The following are some of his most interesting findings:
  • Hedgehogs are more confident than foxes, but they're also wrong more often.
  • Foxes rarely see things as bad as they appear at the trough or as good as they look at the peak.
  • Optimists tend to be more accurate than pessimists.
  • Backgrounds and experience made virtually no difference. The only predictor of accuracy was fame, which was negatively correlated with accuracy: The most famous -- those more likely feted by the media -- made the worst forecasts.
  • Beyond a stark minimum, subject matter expertise translates more into overconfidence than forecasting accuracy -- and the ability to spin elaborate tapestries of reasons for expecting "favorite" outcomes.
  • Experts fall prey to the hindsight effect, claiming they knew more about what was going to happen than they actually knew before the fact. "This systematic misremembering of past positions may look strategic, but the evidence indicates that people sometimes truly convince themselves that they 'knew it all along.'" Hindsight bias causes overconfidence.
  • The marketplace of ideas may fail because consumers simply listen to experts who share their points of view, rather than listening to all ideas.
Tetlock also provided this important insight about hedgehogs: They may be playing a different game. As one such hedgehog noted, "I fight to preserve my reputation in a cutthroat adversarial culture. I woo dumb-ass reporters who want glib sound bites." Tetlock goes on to note that hedgehogs' style of reasoning is what makes them compelling to the media. Their attention-grabbing predictions are rarely checked for accuracy and can be explained away when they are checked -- they're either soon to be right, almost right or were still correct predictions given the information available.

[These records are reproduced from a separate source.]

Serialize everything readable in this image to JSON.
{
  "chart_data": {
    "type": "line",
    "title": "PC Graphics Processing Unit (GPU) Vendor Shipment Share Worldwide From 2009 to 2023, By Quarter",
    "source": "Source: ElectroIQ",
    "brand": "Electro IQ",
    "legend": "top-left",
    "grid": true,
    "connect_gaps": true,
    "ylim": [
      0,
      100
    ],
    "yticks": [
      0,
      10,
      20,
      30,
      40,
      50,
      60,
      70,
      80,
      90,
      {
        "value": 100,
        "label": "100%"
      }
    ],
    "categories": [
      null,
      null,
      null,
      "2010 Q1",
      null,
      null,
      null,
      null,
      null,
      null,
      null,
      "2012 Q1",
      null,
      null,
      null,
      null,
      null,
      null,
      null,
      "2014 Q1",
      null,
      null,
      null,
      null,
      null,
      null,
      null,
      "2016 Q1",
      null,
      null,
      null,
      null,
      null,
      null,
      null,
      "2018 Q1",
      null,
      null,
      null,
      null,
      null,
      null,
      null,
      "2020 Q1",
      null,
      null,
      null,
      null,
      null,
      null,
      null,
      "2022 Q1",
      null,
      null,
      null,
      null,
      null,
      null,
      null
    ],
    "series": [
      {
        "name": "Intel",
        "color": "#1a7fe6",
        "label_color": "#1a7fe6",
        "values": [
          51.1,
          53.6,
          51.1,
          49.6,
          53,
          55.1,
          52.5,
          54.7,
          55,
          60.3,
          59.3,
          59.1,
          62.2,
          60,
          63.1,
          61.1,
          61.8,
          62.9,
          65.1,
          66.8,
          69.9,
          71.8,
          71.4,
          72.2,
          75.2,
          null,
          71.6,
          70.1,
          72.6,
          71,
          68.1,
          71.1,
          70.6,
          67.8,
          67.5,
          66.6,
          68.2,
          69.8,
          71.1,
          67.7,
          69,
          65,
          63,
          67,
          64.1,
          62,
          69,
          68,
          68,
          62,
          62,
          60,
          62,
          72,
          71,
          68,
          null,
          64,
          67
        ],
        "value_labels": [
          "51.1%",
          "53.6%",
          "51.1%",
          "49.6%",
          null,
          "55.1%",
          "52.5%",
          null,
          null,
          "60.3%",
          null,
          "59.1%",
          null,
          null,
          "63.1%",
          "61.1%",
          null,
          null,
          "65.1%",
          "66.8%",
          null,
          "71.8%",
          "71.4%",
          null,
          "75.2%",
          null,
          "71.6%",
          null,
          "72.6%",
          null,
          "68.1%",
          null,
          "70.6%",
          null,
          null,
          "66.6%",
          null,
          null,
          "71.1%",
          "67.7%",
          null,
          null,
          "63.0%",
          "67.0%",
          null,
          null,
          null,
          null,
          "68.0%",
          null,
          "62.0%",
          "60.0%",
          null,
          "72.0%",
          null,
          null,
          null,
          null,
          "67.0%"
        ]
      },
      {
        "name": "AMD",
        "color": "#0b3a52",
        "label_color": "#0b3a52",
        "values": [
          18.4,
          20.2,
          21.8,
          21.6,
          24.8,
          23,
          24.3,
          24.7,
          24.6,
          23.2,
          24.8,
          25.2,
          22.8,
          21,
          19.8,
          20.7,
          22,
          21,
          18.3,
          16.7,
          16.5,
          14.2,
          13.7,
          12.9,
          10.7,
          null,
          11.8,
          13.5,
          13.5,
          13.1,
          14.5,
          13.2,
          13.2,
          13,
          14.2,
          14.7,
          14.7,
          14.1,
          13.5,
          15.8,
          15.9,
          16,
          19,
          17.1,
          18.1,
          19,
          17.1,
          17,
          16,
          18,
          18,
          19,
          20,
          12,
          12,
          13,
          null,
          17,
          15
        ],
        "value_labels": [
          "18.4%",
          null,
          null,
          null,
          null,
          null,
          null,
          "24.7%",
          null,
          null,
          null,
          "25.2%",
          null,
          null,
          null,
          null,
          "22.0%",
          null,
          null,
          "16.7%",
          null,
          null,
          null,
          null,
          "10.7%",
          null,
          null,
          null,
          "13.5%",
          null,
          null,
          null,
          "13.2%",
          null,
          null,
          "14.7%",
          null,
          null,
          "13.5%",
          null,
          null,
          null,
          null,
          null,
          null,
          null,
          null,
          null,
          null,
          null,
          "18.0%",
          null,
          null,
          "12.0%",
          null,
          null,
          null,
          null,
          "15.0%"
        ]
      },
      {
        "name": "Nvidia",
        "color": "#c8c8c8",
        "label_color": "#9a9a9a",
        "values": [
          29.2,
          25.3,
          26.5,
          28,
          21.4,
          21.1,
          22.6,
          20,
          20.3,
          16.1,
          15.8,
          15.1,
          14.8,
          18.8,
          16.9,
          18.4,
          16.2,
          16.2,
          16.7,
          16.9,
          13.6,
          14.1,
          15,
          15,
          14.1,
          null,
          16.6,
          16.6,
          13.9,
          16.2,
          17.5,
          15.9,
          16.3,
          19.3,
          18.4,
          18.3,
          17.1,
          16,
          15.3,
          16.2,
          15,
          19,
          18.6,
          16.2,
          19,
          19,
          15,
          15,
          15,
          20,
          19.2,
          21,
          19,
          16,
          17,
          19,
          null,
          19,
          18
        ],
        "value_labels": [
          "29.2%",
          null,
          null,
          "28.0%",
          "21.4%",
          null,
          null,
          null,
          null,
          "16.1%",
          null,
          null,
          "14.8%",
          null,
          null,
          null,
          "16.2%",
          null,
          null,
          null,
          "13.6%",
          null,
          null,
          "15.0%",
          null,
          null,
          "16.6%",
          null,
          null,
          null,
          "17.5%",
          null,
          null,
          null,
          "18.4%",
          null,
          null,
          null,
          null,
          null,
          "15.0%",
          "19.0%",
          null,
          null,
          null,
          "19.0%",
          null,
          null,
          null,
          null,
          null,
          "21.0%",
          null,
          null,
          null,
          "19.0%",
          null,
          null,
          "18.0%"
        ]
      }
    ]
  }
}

Sadly, Tetlock concluded: "No matter how unequivocal the evidence that experts cannot outpredict chimps or extrapolation algorithms, we should expect business to unfold as usual: pundits will continue to warn us on talk shows and op-ed pages of what will happen unless we dutifully follow their policy prescriptions. We, the consumers of expert pronouncements, are in thrall to experts for the same reasons that our ancestors submitted to shamans and oracles: our uncontrollable need to believe in a controllable world and our flawed understanding of the laws of chance. We lack the will power and good sense to resist the snake oil products on offer. Who wants to believe that, on the big questions, we could do as well tossing a coin as by consulting accredited experts."

However, he noted that all is not lost: "Even fierce resistance can be overcome. Low-transaction-cost index funds have benefited -- very substantially -- from slowly spreading knowledge of how hard-pressed stock-pickers are to best dart-throwing chimps and other mindless algorithms."

The lesson Tetlock's research provides is that as much as we would like to believe there are those who can predict the future, prognosticating is the occupation of charlatans. What investors should focus on are the things they can control -- the amount of risk they take, costs, tax efficiency and not spending too much.